Prof. Larry Ribstein posts here about a dispute between the founder of Facebook and the founders of another start-up, and the procedural entanglements that arose in the lawsuit that was filed in federal court in Massachusetts, against the backdrop of the failure at the time of formation of the Delaware LLC to have any formally appointed members and the absence of any operating agreement at that time. The good professor refers to several of his articles and one of his casebooks that address the myriad procedural and substantive issues that this messy set of facts create. The post is must reading for anyone who litigates related LLC issues or who is interested in avoiding problems that are generated by forming LLCs without the formal appointment of members and/or without an operating agreement in place.
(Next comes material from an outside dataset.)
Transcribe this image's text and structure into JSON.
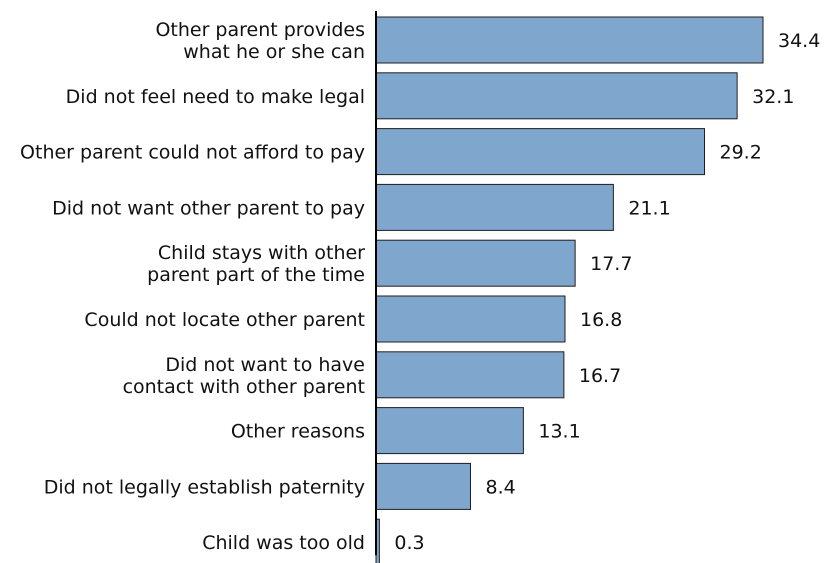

Here is a post by Prof. Gordon Smith that previously highlighted the case in the context of a discussion about the duties that founders of entities owe each other. An excerpt from Prof. Ribstein’s post follows:
… right now, as Gordon says, the case is "procedurally muddled." But there is much of interest in that muddle. In ConnectU LLC v. Zuckerberg, 482 F.Supp.2d 3 (D.Mass., 2007), the court dismissed the initial complaint in this case, which was brought by a Delaware LLC that had been formed with no members and no substantive agreement. Members were admitted pursuant to a later operating agreement dated retroactively to the time of formation, as permitted by the applicable Delaware statute (Del. Code Ann. Section 18-201).